FYI... T12 AND Incandescent lamps are all going to cease being manufactured shortly, as stated earlier in the feed.


----------



## Stickshaker

You can overdrive a ballast with a 4 tube ballast running 2 tubes and they will run a loooong time while giving 1.7 times the light.


----------



## tscardwell

This is an incredibly old thread but I was googling searching for an answer to an issue of mine and came upon this. I work in an office building with at least 30 light fixtures if not more with each having 4 fluorescent bulbs. I waited awhile to change them and now there's like 20 burnt out. I bought 2 boxes of the t12's and started to change the ones that were out and it was SO hard to remove and even harder to put the new bulbs back in - the fit was SO tight. There was NO room to move the bulb diagonally and I was getting frustrated so a quick google search told me that t8's and t12's were identical besides the diameter. We had a fixture not working at all regardless of the bulb so maintenance came in and he jumped all over me about putting t8's in there, saying the ballast was made for t12's. I decided to research further, and it seems to be that the real difference is the t12 ballast is made for 40w bulbs, t8 made for 34w bulbs. t12 ballast will burn a t8 much much quicker. However, the ballasts in my fixtures say Electronic Ballast Basic 12, use 40w or 34w T12. SOOOO what's the difference between using a 40w t12, and a 34w t8???????


----------



## McClary’s Electrical

tscardwell said:


> This is an incredibly old thread but I was googling searching for an answer to an issue of mine and came upon this. I work in an office building with at least 30 light fixtures if not more with each having 4 fluorescent bulbs. I waited awhile to change them and now there's like 20 burnt out. I bought 2 boxes of the t12's and started to change the ones that were out and it was SO hard to remove and even harder to put the new bulbs back in - the fit was SO tight. There was NO room to move the bulb diagonally and I was getting frustrated so a quick google search told me that t8's and t12's were identical besides the diameter. We had a fixture not working at all regardless of the bulb so maintenance came in and he jumped all over me about putting t8's in there, saying the ballast was made for t12's. I decided to research further, and it seems to be that the real difference is the t12 ballast is made for 40w bulbs, t8 made for 34w bulbs. t12 ballast will burn a t8 much much quicker. However, the ballasts in my fixtures say Electronic Ballast Basic 12, use 40w or 34w T12. SOOOO what's the difference between using a 40w t12, and a 34w t8???????
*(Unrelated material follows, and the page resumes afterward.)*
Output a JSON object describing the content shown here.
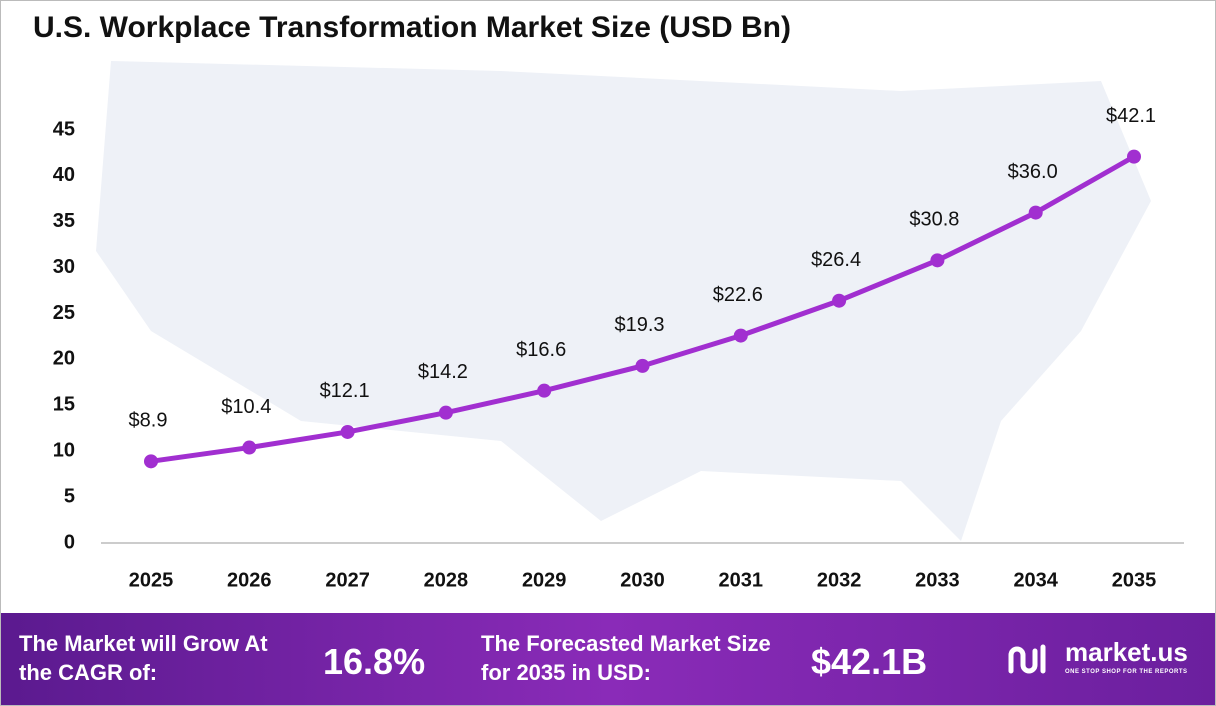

A T 12 ballast is un-shunted between the two post, a T 8 ballast is shunted between the two post. Even though the pin diameter is the same, and the pin distance is the same, they are most certainly under no circumstances inter changeable. Ever. Period. No doubts about it.


----------



## Almost Retired

I always cut the ballast loose, and rewire the fixture for self ballasted, 110V LED bulbs.  IF you get the correct LED bulb, then neither T8/T12, polarity, or which end matters. Yeah, i am working myself out of a job, but i dont like florescent fixtures anyway.


----------



## u2slow

Early T8 ballasts were magnetic rapid-start and tombstones were unshunted. (I had a whole site with these. ) Instant-start took over almost as soon they went electronic. Many of the retrofit electronic ballasts are T8 or T12 compatible. 

Read the ballast and install the correct lamps... or retrofit to ballast-bypass LED as you wish.


----------